Experts talk at a session titled Towards zero food waste at Gulfood 2023. — Photo by M. Sajjad
Experts talk at a session titled Towards zero food waste at Gulfood 2023. — Photo by M. Sajjad

Messaging for portion control

Nuwais added: “One of the things that we had started piloting is to test behavioural change. We collaborated with a food catering company that provides food stamp campaigns in Jumeirah hotels and GA resorts. We tested three things. We tested the introduction of messaging to these campaigns, like portion control.

"At the buffets, we made sure that there were messages so that people don't pile up their plates and then it ends up going to waste. We put messages around, you stick to this portion and if you want more, you can always come back and take more. Another aspect was around separating food waste in the bins so that people could see the actual amount of food that goes into the bin. After running this pilot for 13 weeks, food wastage came down by 44 per cent. So now we want to scale up the campaign across the hospitality sector.”


Experts point out simple things like taking an inventory, creating a meal plan during Ramadan, saving and recreating new recipes with leftovers, storing foods appropriately, buying ‘ugly’ looking foods, and creating compost are some of the ways to give back to the planet.

Leyla Fathallah, celebrity chef and co-owner of Fitkult and Sennara, said: “I see too much food wastage on a daily basis. It hurts. I feel we should start teaching people. It’s about discipline. It starts with their shopping, how they cook, how they do the storage (in the fridge) and how they consume the leftovers later. This is a long process. If we educate people on this starting from the parents, they will teach their kids, and this will spread from one house to another.

“I was showing people how to recreate a new recipe out of the food that they have in the fridge. What positively surprised me last year, as I work with different brands for Ramadan is that most of these brands were asking about how they can use their products and create a new recipe out of leftovers. I was really impressed. People now are looking for solutions.”

Nuwais highlighted that while the objective is to reduce UAE’s food loss and waste by 50 per cent by the year 2030, collaborations are also seminal.

She added: “Collaboration and partnership is also important. To make sure that we work together with all the different sectors from hospitality, retail and households, to basically build on current success stories rather than reinvent the wheel. Another pillar is to support startups, innovations, technologies, that can innovate and add value to scaling up the reduction processes.
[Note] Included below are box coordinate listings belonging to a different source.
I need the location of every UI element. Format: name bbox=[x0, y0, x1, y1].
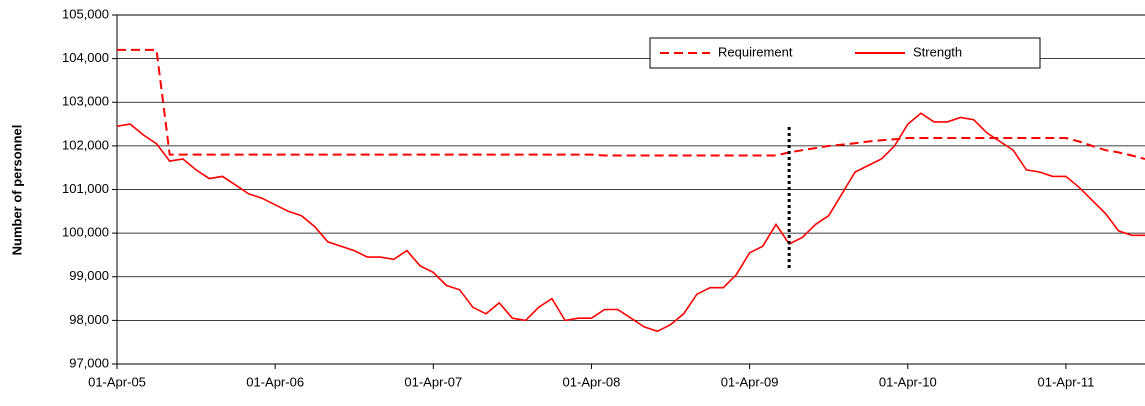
x-tick-label: 01-Apr-08 bbox=[563, 374, 621, 389]
series-line bbox=[117, 48, 1145, 160]
y-tick-label: 100,000 bbox=[62, 225, 109, 240]
legend-label: Requirement bbox=[718, 44, 793, 59]
y-tick-label: 102,000 bbox=[62, 137, 109, 152]
x-tick-label: 01-Apr-07 bbox=[404, 374, 462, 389]
x-tick-label: 01-Apr-05 bbox=[88, 374, 146, 389]
x-tick-label: 01-Apr-10 bbox=[879, 374, 937, 389]
y-tick-label: 103,000 bbox=[62, 94, 109, 109]
y-tick-label: 104,000 bbox=[62, 50, 109, 65]
x-tick-label: 01-Apr-09 bbox=[721, 374, 779, 389]
x-tick-label: 01-Apr-06 bbox=[246, 374, 304, 389]
legend-box bbox=[649, 37, 1041, 69]
x-tick-label: 01-Apr-11 bbox=[1038, 374, 1095, 389]
y-tick-label: 105,000 bbox=[62, 6, 109, 21]
y-tick-label: 101,000 bbox=[62, 181, 109, 196]
legend-label: Strength bbox=[913, 44, 962, 59]
series-line bbox=[116, 112, 1145, 333]
y-axis-label: Number of personnel bbox=[9, 125, 24, 256]
y-tick-label: 99,000 bbox=[69, 268, 109, 283]
y-tick-label: 97,000 bbox=[69, 355, 109, 370]
y-tick-label: 98,000 bbox=[69, 312, 109, 327]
“Buy tomatoes which do not look perfect. We believe in buying perfectly looking vegetables. The vegetables that don’t look so perfect but are otherwise fresh will taste as good as the good-looking one. Donate rather than to throw away food. Especially when we talk of restaurants, if you haven’t eaten, taking leftover food is perfectly fine. In this part of the world, sometimes people worry about their image too much… What if they're seen walking out with a bag. So, all these factors are important to change mindsets.”